Can you elaborate on what you're trying to do? That script is from Megatron-LM, presumably?

noob-ctrl commented 5 months ago

@tgale96 After I run dmoe_46m_8gpu.sh script, The saved model is in the following format, with a model_optim_rng.pt in each folder:

image

I want to merge this weights into a single model_optim_rng.pt.

Otherwise, when I want to use model to inference, it seems that loading the model still requires eight gpus?

tgale96 commented 5 months ago

Thanks! I haven't used that script myself, but the error seems to be that the global megatron arguments object isn't initialized. Could you provide a longer form of the error that you're seeing so that I can see where those args are being accessed?

noob-ctrl commented 5 months ago

@tgale96

image

tgale96 commented 5 months ago

Ok, it seems like this script is trying to use APIs that require initialize_megatron to have been called. I'd recommend inserting that at the beginning of the script.

jambo6 commented 3 months ago

I am also getting this error RuntimeError: Triton Error [CUDA]: invalid argument

I'm trying to run

_binned_copy[(num_experts, expert_capacity)](
        x,
        out,
        num_experts,
        expert_capacity,
        indices,
        weights,
        bins,
        NUM_COLUMNS=x.shape[1],
        A_TO_B=True,
        TOP_K=top_k,
        SCALE=weights is not None,
    )

with num_experts=1. Its failing for certain values of expert capacity.
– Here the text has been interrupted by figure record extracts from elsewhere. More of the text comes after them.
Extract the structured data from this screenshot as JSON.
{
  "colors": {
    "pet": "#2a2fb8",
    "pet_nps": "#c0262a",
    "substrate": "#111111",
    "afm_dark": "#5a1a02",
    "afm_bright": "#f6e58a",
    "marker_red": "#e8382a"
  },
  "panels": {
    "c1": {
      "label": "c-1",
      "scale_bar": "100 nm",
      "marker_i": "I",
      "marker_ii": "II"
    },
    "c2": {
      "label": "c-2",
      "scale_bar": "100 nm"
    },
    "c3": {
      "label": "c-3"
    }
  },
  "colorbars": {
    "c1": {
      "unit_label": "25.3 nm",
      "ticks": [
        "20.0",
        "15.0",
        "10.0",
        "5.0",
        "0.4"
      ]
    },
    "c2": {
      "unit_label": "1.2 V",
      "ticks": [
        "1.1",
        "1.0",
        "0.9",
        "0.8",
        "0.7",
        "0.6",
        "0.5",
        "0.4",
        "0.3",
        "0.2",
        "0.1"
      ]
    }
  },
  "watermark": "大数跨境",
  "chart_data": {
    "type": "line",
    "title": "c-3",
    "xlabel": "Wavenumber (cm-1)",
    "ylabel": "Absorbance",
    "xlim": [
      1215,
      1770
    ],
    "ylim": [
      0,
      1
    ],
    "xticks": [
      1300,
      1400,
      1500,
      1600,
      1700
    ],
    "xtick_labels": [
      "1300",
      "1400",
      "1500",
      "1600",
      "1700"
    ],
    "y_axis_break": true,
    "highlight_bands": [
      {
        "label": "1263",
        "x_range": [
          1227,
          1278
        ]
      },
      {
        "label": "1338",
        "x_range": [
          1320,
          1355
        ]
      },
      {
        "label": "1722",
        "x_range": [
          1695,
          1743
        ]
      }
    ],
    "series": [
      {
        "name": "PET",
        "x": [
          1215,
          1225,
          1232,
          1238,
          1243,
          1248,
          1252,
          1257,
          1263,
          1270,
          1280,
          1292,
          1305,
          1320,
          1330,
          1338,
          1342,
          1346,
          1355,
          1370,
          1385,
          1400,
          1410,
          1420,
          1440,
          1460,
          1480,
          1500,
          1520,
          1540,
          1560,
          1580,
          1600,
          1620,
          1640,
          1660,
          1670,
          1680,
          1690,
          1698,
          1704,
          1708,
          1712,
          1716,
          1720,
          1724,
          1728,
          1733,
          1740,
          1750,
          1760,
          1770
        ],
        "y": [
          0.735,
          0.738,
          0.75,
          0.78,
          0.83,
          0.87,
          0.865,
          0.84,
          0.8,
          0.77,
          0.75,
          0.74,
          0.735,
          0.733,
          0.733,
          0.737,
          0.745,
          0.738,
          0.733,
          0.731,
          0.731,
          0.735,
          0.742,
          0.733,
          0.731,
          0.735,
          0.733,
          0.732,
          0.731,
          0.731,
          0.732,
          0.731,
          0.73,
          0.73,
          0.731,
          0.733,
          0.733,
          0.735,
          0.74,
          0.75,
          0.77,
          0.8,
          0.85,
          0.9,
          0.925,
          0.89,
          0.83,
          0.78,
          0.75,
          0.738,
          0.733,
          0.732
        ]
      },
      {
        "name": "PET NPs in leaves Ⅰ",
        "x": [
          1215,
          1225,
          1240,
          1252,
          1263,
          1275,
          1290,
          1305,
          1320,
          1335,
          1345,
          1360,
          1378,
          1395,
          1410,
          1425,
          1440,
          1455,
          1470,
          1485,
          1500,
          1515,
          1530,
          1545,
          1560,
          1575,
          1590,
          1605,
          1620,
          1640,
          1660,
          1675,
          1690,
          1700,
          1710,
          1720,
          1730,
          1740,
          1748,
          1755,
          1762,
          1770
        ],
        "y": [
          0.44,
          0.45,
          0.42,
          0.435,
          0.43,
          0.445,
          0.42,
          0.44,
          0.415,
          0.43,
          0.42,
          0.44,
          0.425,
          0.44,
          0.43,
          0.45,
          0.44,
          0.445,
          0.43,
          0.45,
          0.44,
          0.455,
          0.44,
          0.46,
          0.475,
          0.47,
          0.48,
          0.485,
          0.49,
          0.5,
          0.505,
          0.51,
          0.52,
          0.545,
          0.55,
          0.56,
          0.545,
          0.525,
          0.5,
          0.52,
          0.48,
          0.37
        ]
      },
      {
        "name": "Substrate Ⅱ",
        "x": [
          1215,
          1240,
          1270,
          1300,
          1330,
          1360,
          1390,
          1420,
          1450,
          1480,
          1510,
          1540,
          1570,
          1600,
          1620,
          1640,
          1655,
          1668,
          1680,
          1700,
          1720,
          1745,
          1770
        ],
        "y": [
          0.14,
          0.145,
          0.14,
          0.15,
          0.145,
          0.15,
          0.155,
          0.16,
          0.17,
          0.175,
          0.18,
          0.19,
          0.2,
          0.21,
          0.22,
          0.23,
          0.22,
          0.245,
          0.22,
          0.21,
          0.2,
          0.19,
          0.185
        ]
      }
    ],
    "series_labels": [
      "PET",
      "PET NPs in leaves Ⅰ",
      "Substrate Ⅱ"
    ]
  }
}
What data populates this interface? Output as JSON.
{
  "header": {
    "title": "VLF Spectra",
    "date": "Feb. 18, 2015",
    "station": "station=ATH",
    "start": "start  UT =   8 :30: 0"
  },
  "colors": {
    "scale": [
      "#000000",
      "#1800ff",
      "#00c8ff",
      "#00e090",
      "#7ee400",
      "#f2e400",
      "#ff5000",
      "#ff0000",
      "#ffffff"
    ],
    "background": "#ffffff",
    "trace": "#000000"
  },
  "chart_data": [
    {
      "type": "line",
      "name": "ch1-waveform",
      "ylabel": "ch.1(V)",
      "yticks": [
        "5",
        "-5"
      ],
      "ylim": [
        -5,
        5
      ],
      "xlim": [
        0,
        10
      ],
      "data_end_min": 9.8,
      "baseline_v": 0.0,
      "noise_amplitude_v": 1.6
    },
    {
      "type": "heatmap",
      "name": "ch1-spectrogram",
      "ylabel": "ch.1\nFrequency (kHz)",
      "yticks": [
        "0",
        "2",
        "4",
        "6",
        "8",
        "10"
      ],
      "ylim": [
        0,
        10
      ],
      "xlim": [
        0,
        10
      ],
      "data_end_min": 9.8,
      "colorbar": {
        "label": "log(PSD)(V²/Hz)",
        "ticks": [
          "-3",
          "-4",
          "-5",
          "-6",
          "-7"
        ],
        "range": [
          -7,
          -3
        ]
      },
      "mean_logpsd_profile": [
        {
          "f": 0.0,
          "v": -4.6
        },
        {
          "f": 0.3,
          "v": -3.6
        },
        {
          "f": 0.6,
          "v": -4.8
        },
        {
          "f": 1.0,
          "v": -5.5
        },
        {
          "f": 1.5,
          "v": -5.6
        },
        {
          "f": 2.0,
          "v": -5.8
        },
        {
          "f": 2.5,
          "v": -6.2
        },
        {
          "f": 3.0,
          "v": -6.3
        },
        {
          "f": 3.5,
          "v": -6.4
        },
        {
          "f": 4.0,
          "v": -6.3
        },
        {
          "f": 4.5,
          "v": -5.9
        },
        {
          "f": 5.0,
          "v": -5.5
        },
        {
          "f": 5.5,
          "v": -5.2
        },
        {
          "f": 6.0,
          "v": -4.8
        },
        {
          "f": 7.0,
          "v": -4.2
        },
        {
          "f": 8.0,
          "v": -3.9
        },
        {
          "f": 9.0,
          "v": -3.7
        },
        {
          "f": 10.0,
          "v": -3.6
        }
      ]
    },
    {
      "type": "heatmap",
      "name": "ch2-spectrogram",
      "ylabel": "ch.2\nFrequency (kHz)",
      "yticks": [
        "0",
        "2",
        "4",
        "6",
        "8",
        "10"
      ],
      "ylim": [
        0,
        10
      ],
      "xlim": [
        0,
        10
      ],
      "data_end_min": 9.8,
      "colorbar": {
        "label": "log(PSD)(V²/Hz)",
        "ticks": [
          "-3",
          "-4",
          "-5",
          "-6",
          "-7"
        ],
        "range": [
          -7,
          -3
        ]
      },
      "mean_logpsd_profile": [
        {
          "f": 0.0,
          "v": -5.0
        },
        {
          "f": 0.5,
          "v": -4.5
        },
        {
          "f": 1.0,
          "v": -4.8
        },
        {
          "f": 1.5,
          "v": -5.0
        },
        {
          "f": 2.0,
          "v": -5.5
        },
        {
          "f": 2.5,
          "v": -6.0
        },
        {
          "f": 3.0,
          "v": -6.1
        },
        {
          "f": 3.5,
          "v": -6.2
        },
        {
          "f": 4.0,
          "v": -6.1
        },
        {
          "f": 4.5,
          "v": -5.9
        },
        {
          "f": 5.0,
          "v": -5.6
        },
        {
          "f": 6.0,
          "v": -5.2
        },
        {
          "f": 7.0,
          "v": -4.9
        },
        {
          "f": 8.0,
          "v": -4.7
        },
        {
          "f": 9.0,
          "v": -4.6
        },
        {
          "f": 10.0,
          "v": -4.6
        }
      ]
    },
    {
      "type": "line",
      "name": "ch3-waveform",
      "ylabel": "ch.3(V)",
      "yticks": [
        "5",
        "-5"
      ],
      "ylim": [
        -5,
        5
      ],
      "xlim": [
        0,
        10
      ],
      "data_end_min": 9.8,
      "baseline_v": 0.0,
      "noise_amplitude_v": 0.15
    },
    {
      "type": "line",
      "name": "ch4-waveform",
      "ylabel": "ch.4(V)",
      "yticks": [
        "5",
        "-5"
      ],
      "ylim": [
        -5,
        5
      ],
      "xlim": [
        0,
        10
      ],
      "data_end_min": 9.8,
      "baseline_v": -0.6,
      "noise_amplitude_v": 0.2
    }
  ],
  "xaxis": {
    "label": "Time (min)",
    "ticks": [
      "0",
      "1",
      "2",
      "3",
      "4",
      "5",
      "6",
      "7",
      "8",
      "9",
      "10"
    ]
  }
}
For expert capacity 32768 its ok, for 65536 or above it returns the error.

Any idea @tgale96?

jambo6 commented 3 months ago

Full err

  File "/home/hffxres/triorepo/quant-codes-git/ModelCodes/Futures/RNNModel/main/models/lrumega/common/mega/kernels2.py", line 374, in binned_gather
    _binned_copy[(num_experts, expert_capacity)](
  File "/usr/local/lib/python3.10/dist-packages/triton/runtime/autotuner.py", line 97, in run
    timings = {config: self._bench(*args, config=config, **kwargs)
  File "/usr/local/lib/python3.10/dist-packages/triton/runtime/autotuner.py", line 97, in <dictcomp>
    timings = {config: self._bench(*args, config=config, **kwargs)
  File "/usr/local/lib/python3.10/dist-packages/triton/runtime/autotuner.py", line 80, in _bench
    return do_bench(kernel_call, quantiles=(0.5, 0.2, 0.8))
  File "/usr/local/lib/python3.10/dist-packages/triton/testing.py", line 44, in do_bench
    fn()
  File "/usr/local/lib/python3.10/dist-packages/triton/runtime/autotuner.py", line 78, in kernel_call
    self.fn.run(*args, num_warps=config.num_warps, num_stages=config.num_stages, **current)
  File "<string>", line 44, in _binned_copy
RuntimeError: Triton Error [CUDA]: invalid argument
Process 0 died - Going to kill everyone
tgale96 commented 3 months ago

Can you file a separate bug and share a repro? I'm happy to take a look.

jambo6 commented 2 months ago

Reproducible from binned_gather_test.py if you make it so expert_capacity exceeds 65535

e.g. just run

    @parameterized.parameters(*_BINNED_GATHER_TESTS)
    def testBinnedGather(self, sl, hs, ne, top_k):
        # NOTE: Capacity factor == 1.
        ec = (sl * top_k) // ne
        ec = 65536

will not fail for 65535 for example

Planning to look at some point, not very familiar with GPU programming

jambo6 commented 2 months ago

Learnt some triton -- above is easily fixed by reducing the dimension of the launch grid in the 2nd dim and computing multiple tokens in one thread.

tgale96 commented 2 months ago

Thanks, James. Ya, the error is from CUDA maximum grid dimension sizes. The first (x) dimension can be up to 2**31 - 1 so another fix (which doesn't change the mapping of work to threads/threadblocks) would be to fold the second dim into the first one.

If you want to submit a fix for this its a nice issue to fix to get started with megablocks! But I can also take a look when I get some free cycles :)